Put me up against a dark skinned person, and it’s all about what they
can do better than me. Put me up against
a light skinned person, and it’s all about my shortcomings. I am never valued just for being myself. Most people know who or what they are because
people tell them. Not as labels, but
just to let them know, so they won’t have to wander around life surrounded by
mysteries and secrets. What a concept. I, on the other hand, have no idea what I’m
good at, have no idea who I am, and what’s worse is that nobody cared to tell
me before and they still don’t care to tell me now. On top of not looking like the race and
ethnicity that I am. So in a racial, capitalist
society, I am basically a ghost. I mean
like, literally a ghost, and not just because of my complexion.
So
when I rant against interracial breeding, I am pleading for understanding that
it’s not about you, it’s about your kids.

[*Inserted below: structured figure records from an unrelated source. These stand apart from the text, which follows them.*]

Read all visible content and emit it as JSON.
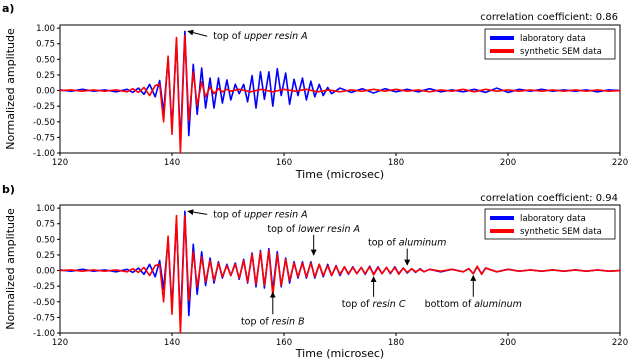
{
  "colors": {
    "laboratory": "#0000ff",
    "synthetic": "#ff0000"
  },
  "chart_data": [
    {
      "type": "line",
      "panel_label": "a)",
      "corr_label": "correlation coefficient: 0.86",
      "xlabel": "Time (microsec)",
      "ylabel": "Normalized amplitude",
      "xlim": [
        120,
        220
      ],
      "ylim": [
        -1.0,
        1.05
      ],
      "xticks": [
        120,
        140,
        160,
        180,
        200,
        220
      ],
      "yticks": [
        -1.0,
        -0.75,
        -0.5,
        -0.25,
        0.0,
        0.25,
        0.5,
        0.75,
        1.0
      ],
      "ytick_labels": [
        "-1.00",
        "-0.75",
        "-0.50",
        "-0.25",
        "0.00",
        "0.25",
        "0.50",
        "0.75",
        "1.00"
      ],
      "grid": false,
      "legend_position": "top-right",
      "series": [
        {
          "name": "laboratory data",
          "color": "#0000ff",
          "x": [
            120,
            122,
            124,
            126,
            128,
            130,
            132,
            133,
            134,
            135,
            136,
            137,
            137.8,
            138.5,
            139.3,
            140,
            140.8,
            141.5,
            142.3,
            143,
            143.8,
            144.5,
            145.3,
            146,
            146.8,
            147.5,
            148.3,
            149,
            149.8,
            150.5,
            151.3,
            152,
            152.8,
            153.5,
            154.3,
            155,
            155.8,
            156.5,
            157.3,
            158,
            158.8,
            159.5,
            160.3,
            161,
            161.8,
            162.5,
            163.3,
            164,
            164.8,
            165.5,
            166.3,
            167,
            167.8,
            168.5,
            170,
            172,
            174,
            176,
            178,
            180,
            182,
            184,
            186,
            188,
            190,
            192,
            194,
            196,
            198,
            200,
            202,
            204,
            206,
            208,
            210,
            212,
            214,
            216,
            218,
            220
          ],
          "y": [
            0.01,
            -0.01,
            0.02,
            -0.01,
            0.01,
            -0.02,
            0.02,
            -0.03,
            0.04,
            -0.06,
            0.1,
            -0.1,
            0.16,
            -0.35,
            0.52,
            -0.62,
            0.82,
            -0.86,
            0.95,
            -0.72,
            0.42,
            -0.38,
            0.36,
            -0.28,
            0.2,
            -0.28,
            0.2,
            -0.2,
            0.17,
            -0.15,
            0.1,
            -0.05,
            0.1,
            -0.18,
            0.24,
            -0.28,
            0.3,
            -0.14,
            0.3,
            -0.25,
            0.35,
            -0.08,
            0.28,
            -0.22,
            0.18,
            -0.08,
            0.2,
            -0.15,
            0.15,
            -0.1,
            0.1,
            -0.08,
            0.05,
            -0.05,
            0.04,
            -0.03,
            0.03,
            -0.04,
            0.03,
            -0.02,
            0.02,
            -0.02,
            0.03,
            -0.02,
            0.01,
            -0.02,
            0.02,
            -0.03,
            0.04,
            -0.03,
            0.02,
            -0.01,
            0.02,
            -0.01,
            0.01,
            -0.01,
            0.01,
            -0.02,
            0.01,
            0.0
          ]
        },
        {
          "name": "synthetic SEM data",
          "color": "#ff0000",
          "x": [
            120,
            122,
            124,
            126,
            128,
            130,
            132,
            133,
            134,
            135,
            136,
            137,
            137.8,
            138.5,
            139.3,
            140,
            140.8,
            141.5,
            142.3,
            143,
            143.8,
            144.5,
            145.3,
            146,
            146.8,
            147.5,
            148.3,
            149,
            149.8,
            150.5,
            152,
            154,
            156,
            158,
            160,
            162,
            164,
            166,
            168,
            170,
            172,
            174,
            176,
            178,
            180,
            182,
            184,
            186,
            188,
            190,
            192,
            194,
            196,
            198,
            200,
            202,
            204,
            206,
            208,
            210,
            212,
            214,
            216,
            218,
            220
          ],
          "y": [
            0.0,
            0.01,
            -0.01,
            0.01,
            -0.01,
            0.01,
            -0.02,
            0.03,
            -0.03,
            0.05,
            -0.08,
            0.08,
            0.1,
            -0.5,
            0.55,
            -0.7,
            0.85,
            -1.0,
            0.88,
            -0.48,
            0.3,
            -0.24,
            0.14,
            -0.1,
            0.06,
            -0.05,
            0.03,
            -0.02,
            0.02,
            -0.01,
            0.02,
            -0.02,
            0.02,
            -0.02,
            0.02,
            -0.01,
            0.02,
            -0.02,
            0.01,
            -0.02,
            0.01,
            -0.01,
            0.02,
            -0.01,
            0.02,
            -0.01,
            0.01,
            -0.02,
            0.01,
            -0.01,
            0.02,
            -0.02,
            0.02,
            -0.01,
            0.01,
            -0.01,
            0.01,
            -0.01,
            0.01,
            -0.01,
            0.01,
            -0.01,
            0.01,
            -0.01,
            0.0
          ]
        }
      ],
      "annotations": [
        {
          "parts": [
            {
              "t": "top of "
            },
            {
              "t": "upper resin A",
              "i": true
            }
          ],
          "target": [
            142.3,
            0.95
          ],
          "text_at": [
            147,
            0.87
          ],
          "arrow": "left"
        }
      ]
    },
    {
      "type": "line",
      "panel_label": "b)",
      "corr_label": "correlation coefficient: 0.94",
      "xlabel": "Time (microsec)",
      "ylabel": "Normalized amplitude",
      "xlim": [
        120,
        220
      ],
      "ylim": [
        -1.0,
        1.05
      ],
      "xticks": [
        120,
        140,
        160,
        180,
        200,
        220
      ],
      "yticks": [
        -1.0,
        -0.75,
        -0.5,
        -0.25,
        0.0,
        0.25,
        0.5,
        0.75,
        1.0
      ],
      "ytick_labels": [
        "-1.00",
        "-0.75",
        "-0.50",
        "-0.25",
        "0.00",
        "0.25",
        "0.50",
        "0.75",
        "1.00"
      ],
      "grid": false,
      "legend_position": "top-right",
      "series": [
        {
          "name": "laboratory data",
          "color": "#0000ff",
          "x": [
            120,
            122,
            124,
            126,
            128,
            130,
            132,
            133,
            134,
            135,
            136,
            137,
            137.8,
            138.5,
            139.3,
            140,
            140.8,
            141.5,
            142.3,
            143,
            143.8,
            144.5,
            145.3,
            146,
            146.8,
            147.5,
            148.3,
            149,
            149.8,
            150.5,
            151.3,
            152,
            152.8,
            153.5,
            154.3,
            155,
            155.8,
            156.5,
            157.3,
            158,
            158.8,
            159.5,
            160.3,
            161,
            161.8,
            162.5,
            163.3,
            164,
            164.8,
            165.5,
            166.3,
            167,
            167.8,
            168.5,
            169.3,
            170,
            170.8,
            171.5,
            172.3,
            173,
            173.8,
            174.5,
            175.3,
            176,
            176.8,
            177.5,
            178.3,
            179,
            179.8,
            180.5,
            181.3,
            182,
            182.8,
            183.5,
            184.3,
            185,
            186,
            188,
            190,
            192,
            193,
            193.8,
            194.5,
            195.3,
            196,
            198,
            200,
            202,
            204,
            206,
            208,
            210,
            212,
            214,
            216,
            218,
            220
          ],
          "y": [
            0.01,
            -0.01,
            0.02,
            -0.01,
            0.01,
            -0.02,
            0.02,
            -0.03,
            0.04,
            -0.06,
            0.1,
            -0.1,
            0.16,
            -0.3,
            0.5,
            -0.6,
            0.82,
            -0.86,
            0.95,
            -0.72,
            0.42,
            -0.38,
            0.3,
            -0.24,
            0.2,
            -0.2,
            0.14,
            -0.12,
            0.1,
            -0.08,
            0.12,
            -0.14,
            0.18,
            -0.2,
            0.28,
            -0.26,
            0.32,
            -0.28,
            0.35,
            -0.32,
            0.3,
            -0.26,
            0.2,
            -0.2,
            0.14,
            -0.12,
            0.14,
            -0.12,
            0.14,
            -0.12,
            0.1,
            -0.1,
            0.1,
            -0.08,
            0.08,
            -0.08,
            0.06,
            -0.06,
            0.06,
            -0.05,
            0.05,
            -0.06,
            0.07,
            -0.06,
            0.06,
            -0.05,
            0.05,
            -0.05,
            0.06,
            -0.05,
            0.04,
            -0.04,
            0.03,
            -0.03,
            0.03,
            -0.02,
            0.02,
            -0.02,
            0.02,
            -0.02,
            0.03,
            -0.05,
            0.06,
            -0.05,
            0.04,
            -0.02,
            0.02,
            -0.01,
            0.01,
            -0.01,
            0.01,
            -0.01,
            0.01,
            -0.01,
            0.01,
            -0.01,
            0.0
          ]
        },
        {
          "name": "synthetic SEM data",
          "color": "#ff0000",
          "x": [
            120,
            122,
            124,
            126,
            128,
            130,
            132,
            133,
            134,
            135,
            136,
            137,
            137.8,
            138.5,
            139.3,
            140,
            140.8,
            141.5,
            142.3,
            143,
            143.8,
            144.5,
            145.3,
            146,
            146.8,
            147.5,
            148.3,
            149,
            149.8,
            150.5,
            151.3,
            152,
            152.8,
            153.5,
            154.3,
            155,
            155.8,
            156.5,
            157.3,
            158,
            158.8,
            159.5,
            160.3,
            161,
            161.8,
            162.5,
            163.3,
            164,
            164.8,
            165.5,
            166.3,
            167,
            167.8,
            168.5,
            169.3,
            170,
            170.8,
            171.5,
            172.3,
            173,
            173.8,
            174.5,
            175.3,
            176,
            176.8,
            177.5,
            178.3,
            179,
            179.8,
            180.5,
            181.3,
            182,
            182.8,
            183.5,
            184.3,
            185,
            186,
            188,
            190,
            192,
            193,
            193.8,
            194.5,
            195.3,
            196,
            198,
            200,
            202,
            204,
            206,
            208,
            210,
            212,
            214,
            216,
            218,
            220
          ],
          "y": [
            0.0,
            0.01,
            -0.01,
            0.01,
            -0.01,
            0.01,
            -0.02,
            0.03,
            -0.03,
            0.05,
            -0.08,
            0.08,
            0.1,
            -0.5,
            0.55,
            -0.7,
            0.88,
            -1.0,
            0.88,
            -0.48,
            0.3,
            -0.26,
            0.22,
            -0.18,
            0.16,
            -0.16,
            0.12,
            -0.1,
            0.08,
            -0.08,
            0.1,
            -0.12,
            0.16,
            -0.18,
            0.26,
            -0.22,
            0.3,
            -0.24,
            0.32,
            -0.4,
            0.26,
            -0.24,
            0.18,
            -0.16,
            0.12,
            -0.1,
            0.12,
            -0.1,
            0.12,
            -0.1,
            0.1,
            -0.08,
            0.08,
            -0.08,
            0.07,
            -0.06,
            0.06,
            -0.05,
            0.05,
            -0.05,
            0.05,
            -0.05,
            0.06,
            -0.07,
            0.05,
            -0.05,
            0.05,
            -0.04,
            0.05,
            -0.06,
            0.04,
            -0.03,
            0.03,
            -0.02,
            0.02,
            -0.02,
            0.02,
            -0.01,
            0.02,
            -0.02,
            0.03,
            -0.05,
            0.07,
            -0.06,
            0.04,
            -0.02,
            0.02,
            -0.01,
            0.01,
            -0.01,
            0.01,
            -0.01,
            0.01,
            -0.01,
            0.01,
            -0.01,
            0.0
          ]
        }
      ],
      "annotations": [
        {
          "parts": [
            {
              "t": "top of "
            },
            {
              "t": "upper resin A",
              "i": true
            }
          ],
          "target": [
            142.3,
            0.95
          ],
          "text_at": [
            147,
            0.9
          ],
          "arrow": "left"
        },
        {
          "parts": [
            {
              "t": "top of "
            },
            {
              "t": "lower resin A",
              "i": true
            }
          ],
          "target": [
            165.3,
            0.2
          ],
          "text_at": [
            165.3,
            0.62
          ],
          "arrow": "down"
        },
        {
          "parts": [
            {
              "t": "top of "
            },
            {
              "t": "aluminum",
              "i": true
            }
          ],
          "target": [
            182,
            0.04
          ],
          "text_at": [
            182,
            0.4
          ],
          "arrow": "down"
        },
        {
          "parts": [
            {
              "t": "top of "
            },
            {
              "t": "resin B",
              "i": true
            }
          ],
          "target": [
            158,
            -0.3
          ],
          "text_at": [
            158,
            -0.86
          ],
          "arrow": "up"
        },
        {
          "parts": [
            {
              "t": "top of "
            },
            {
              "t": "resin C",
              "i": true
            }
          ],
          "target": [
            176,
            -0.05
          ],
          "text_at": [
            176,
            -0.58
          ],
          "arrow": "up"
        },
        {
          "parts": [
            {
              "t": "bottom of "
            },
            {
              "t": "aluminum",
              "i": true
            }
          ],
          "target": [
            193.8,
            -0.03
          ],
          "text_at": [
            193.8,
            -0.58
          ],
          "arrow": "up"
        }
      ]
    }
  ]
}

You didn’t have to grow up in our society looking one race and actually
being another. You didn’t have to
explain to the ever so curious human being ‘what are you mixed with?’ And don’t blame the curiosity. It’s part of the fabric of our society to be
racial and ethnically motivated, and there really isn’t anything wrong with it,
if we could have some order about ourselves in our treatment of the
subject. I am not racist, that is my
story and I’m sticking to it. I don’t
believe one race or ethnicity is better or worse than others; it is a
scientific fact though that dark skin is a dominant gene and light skin is a
recessive one. If you don’t believe me
ask my high school biology teacher.
She’s really smart. And she let
me open a pig’s skull and look at its brain too.